Create lasting social networks and empower change

Through your fundraising effort, you'll have an opportunity to establish working relationships with elected officials, public employees, media personalities, business owners, volunteer organizations, and neighborhood leaders. In the short term, this will help get your playground built; in the long term, it will create a living blueprint for enacting real, positive change in your community. The more people you involve, the better! (And be sure to treat them like people, not like ATM machines!)

After all, people who become involved in one successful project often catch the social-change bug. You'll be amazed at the resources found lying dormant in your own backyard, and you'll find people saying, "If we can do this today, what can we do tomorrow?"

Build project momentum

A big, visible fundraiser at the beginning of your project can give you just the oomph you need, even if it doesn't raise much money. KaBOOM! worked with one community in California that decided to stage a spaghetti dinner and charge only $1 a plate. Even though they didn't break even that night, they got the names and contact information of 400 interested people. All of their planning committee members came from that one dinner!

Teach and empower children

Who can resist the face of a child? Not many people, which is why involving children in fundraisers is a practical, savvy thing to do. But there's more! Involvement in fundraising can give kids the opportunity to learn real-world lessons in math, accounting, civics, architectural design, media relations, letter-writing, personal responsibility, and other valuable skills.
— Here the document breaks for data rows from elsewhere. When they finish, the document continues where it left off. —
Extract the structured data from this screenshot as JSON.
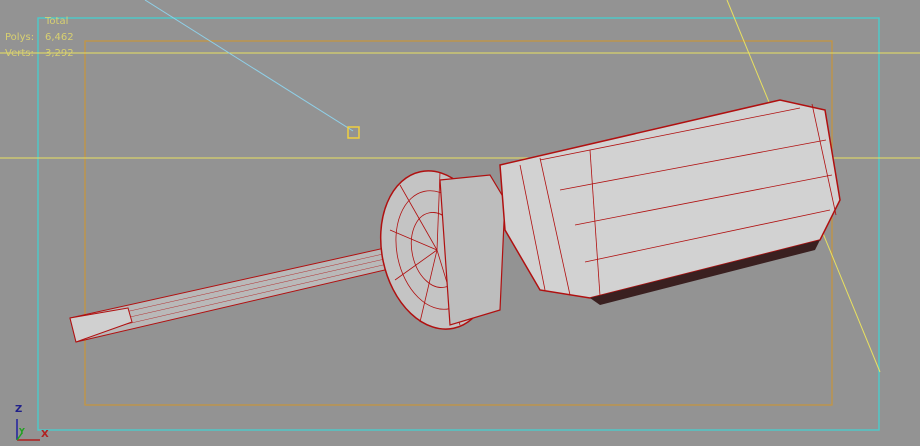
{
  "viewport": {
    "background": "#939393",
    "safe_frame_color": "#4fc8c8",
    "render_frame_color": "#c8963c",
    "wire_color": "#b01010",
    "light_line_color": "#e8e060"
  },
  "stats": {
    "header": "Total",
    "polys_label": "Polys:",
    "polys_value": "6,462",
    "verts_label": "Verts:",
    "verts_value": "3,292"
  },
  "axis_gizmo": {
    "z": "Z",
    "y": "Y",
    "x": "X"
  }
}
Involving children also gives them a sense of ownership toward their playground - once they've helped make it a reality, they'll be much more likely to protect and maintain it. And they may go on to lead community projects of their own!

Have FUN!

We know that fundraising can be daunting, but it doesn't have to be a chore! Fundraising events should be something for everyone (even the organizers) to look forward to. Give your community something to remember! We've seen numerous playground fundraisers, from a "Bubbles & Burps" auction to a Halloween haunted house, become beloved community events that outlive the project itself.